Five sanctions, previously reported in this newsletter, have already been imposed in the form of entry bans to the United States against Europeans involved in the application of the DSA, research and criticism of the power of platforms.

The European Commission responded through its spokesperson by recalling that the DSA puts responsibility where it belongs, namely on online platforms.

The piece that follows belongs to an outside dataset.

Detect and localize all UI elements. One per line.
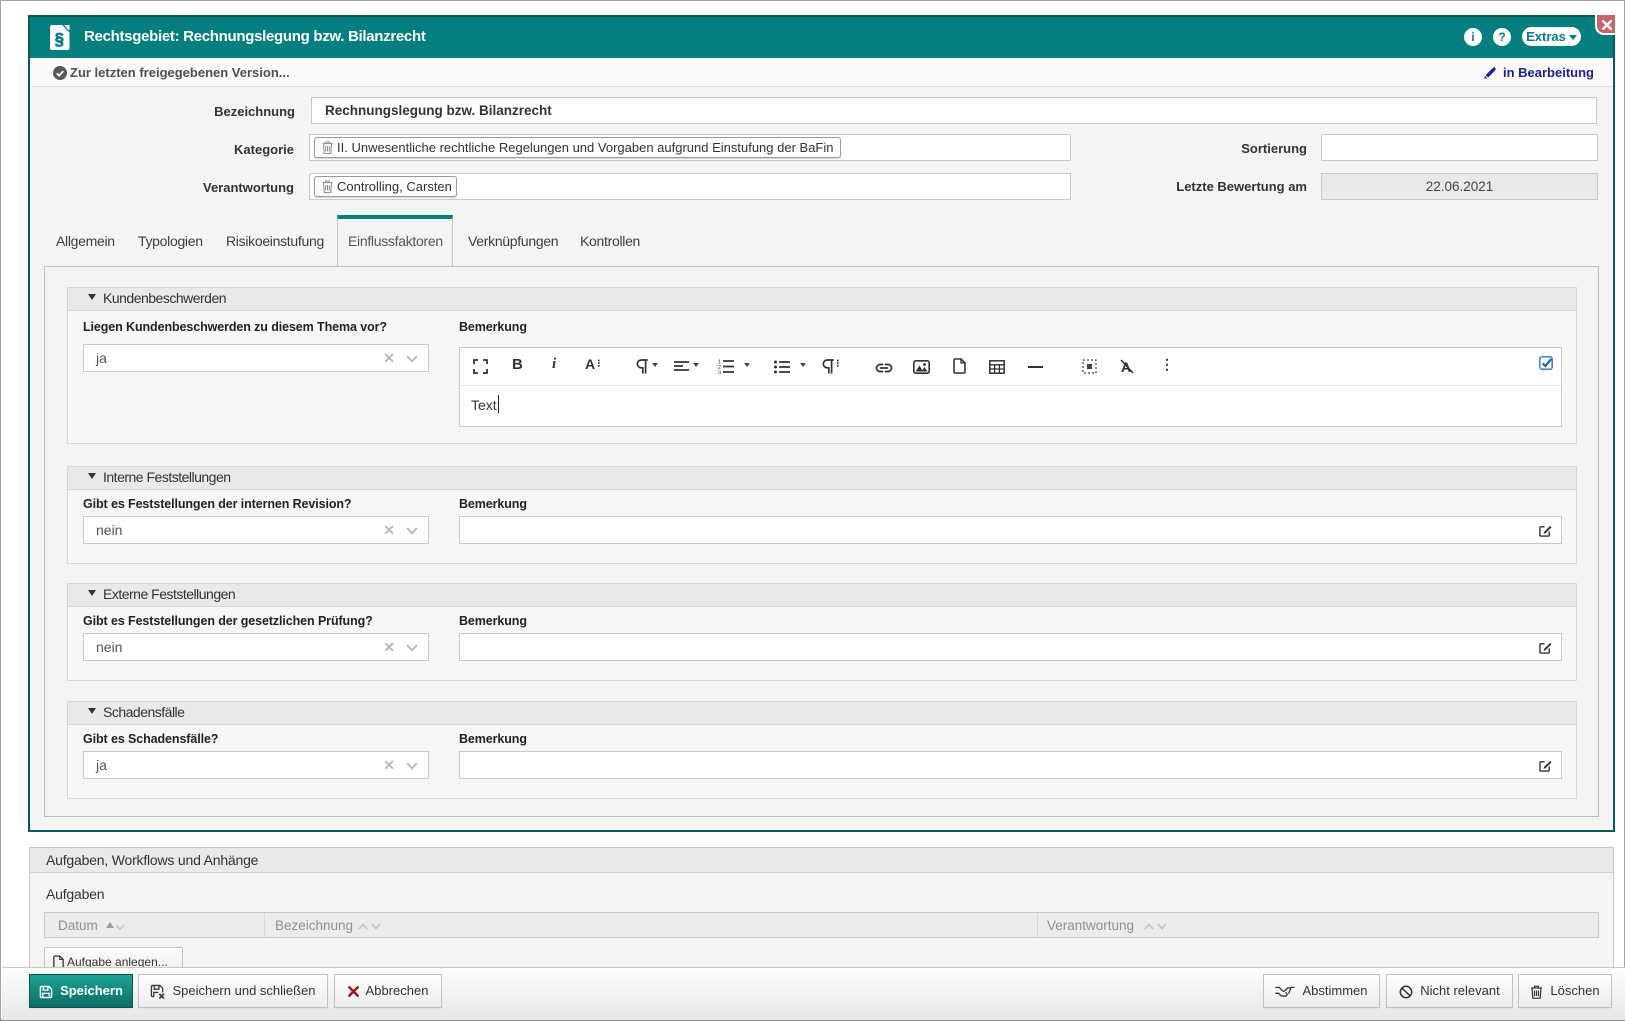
svg-text:3: 3	[718, 371, 721, 375]
svg-text:§: §	[55, 31, 64, 49]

Australia's ban on social media for minors under 16 has become an international model. despite the shortcomings identified in the early stages of its implementation. The European Union, the United Kingdom and the United States are thus closely monitoring the Australian experience, with some countries having already introduced similar legislative proposals, as noted by the IAPP (International Association of Privacy Professionals) in an article dated February 5.